Predicted SSMD scores using bootstrapping. (a and b) Computational random sampling with replacement (‘bootstrapping’) of positive- and negative-control data sets provides a means of estimating HTS assay performance via a series of ‘virtual’ experiments at a defined sample size. This strategy is useful for establishing predicted SSMD scores relative to effect size, particularly for in vivo HTS assays in which same-day follow-up is desirable (e.g., visual phenotyping of ‘hit’ plates following ARQiv). Real-time data outputs (Fig. 5) facilitate same-day follow-up, but bootstrapping is necessary to establish reasonable approximations of hit criteria before initiating the full-scale screen. (a) Predicted SSMD scores (gray columns, right) were generated via 10,000 bootstrap iterations of raw and log-transformed control data. SSMD hit estimates were calculated relative to effect size (left column) and at three different sample numbers (8, 12, and 16; red, green, and blue, respectively, middle column). The results show SSMD estimates decreasing with smaller effect sizes and demonstrate the expanded dynamic range that log-transforming data provide.
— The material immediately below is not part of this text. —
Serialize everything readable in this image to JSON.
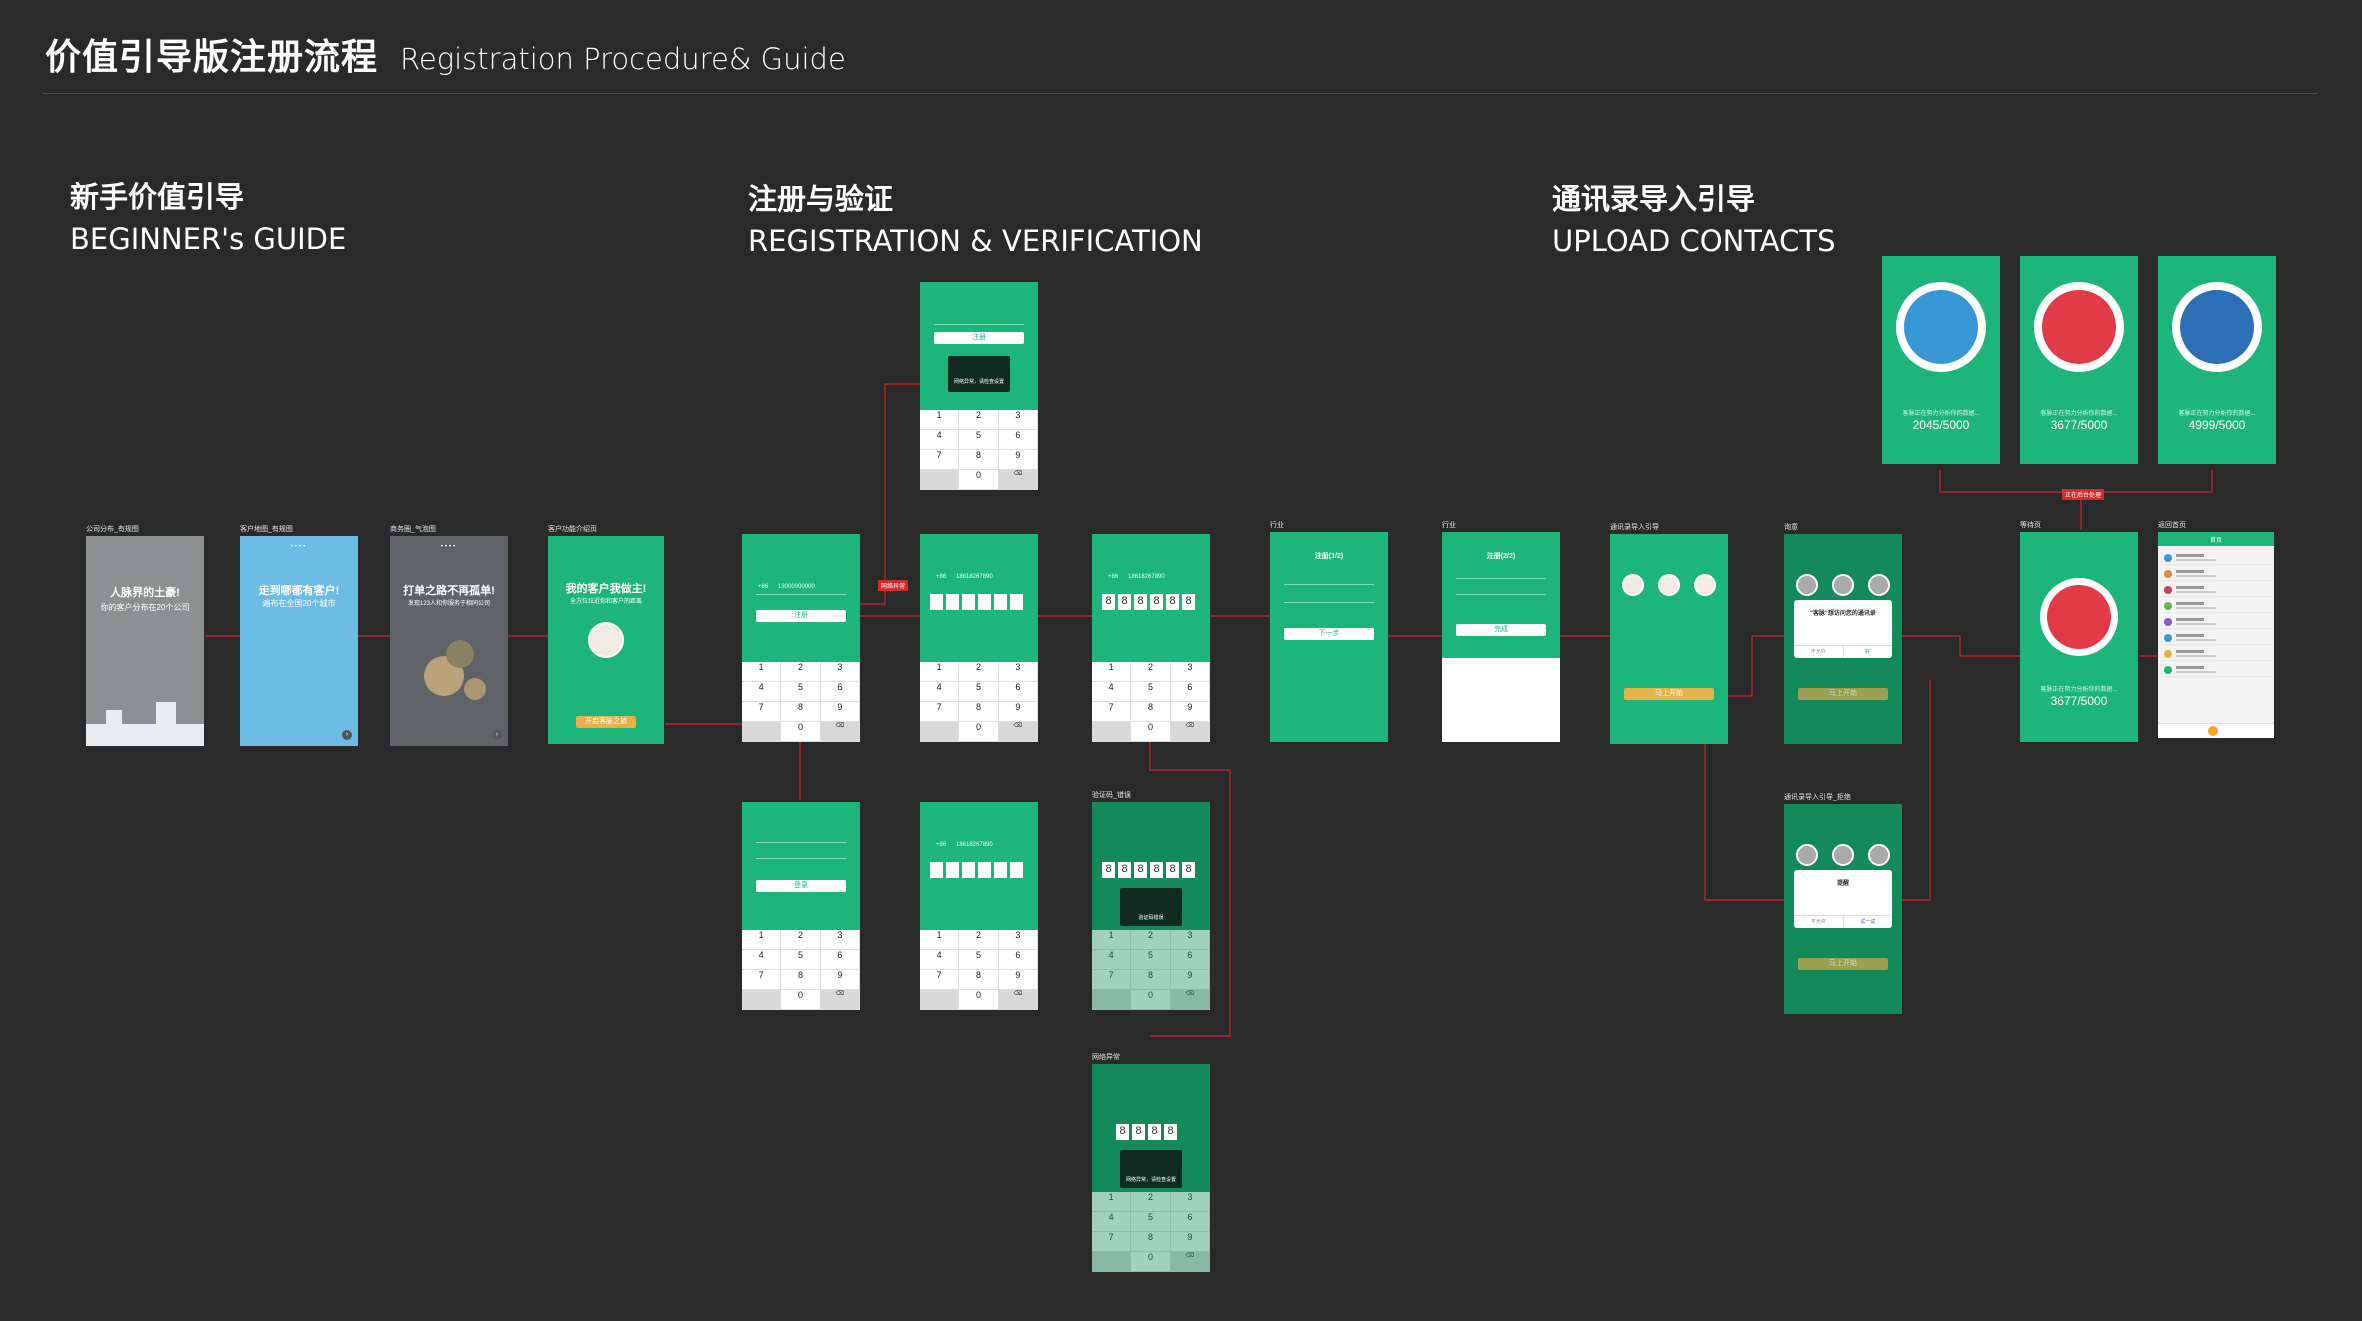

Note that for both raw and log-transformed data sets, lowering the sample number decreases the SSMD estimate (mean/median). (b) Density plots of bootstrap iterations using raw data show how increasing sample size reduces SSMD variance. Comparisons across effect size show a gradual decrease in predicted SSMD average as effect size is reduced. (c) Density plots of bootstrap iterations using log-transformed data also show reduced variance with larger sample sizes. Comparisons across effect size show the expanded SSMD score range following log transformation.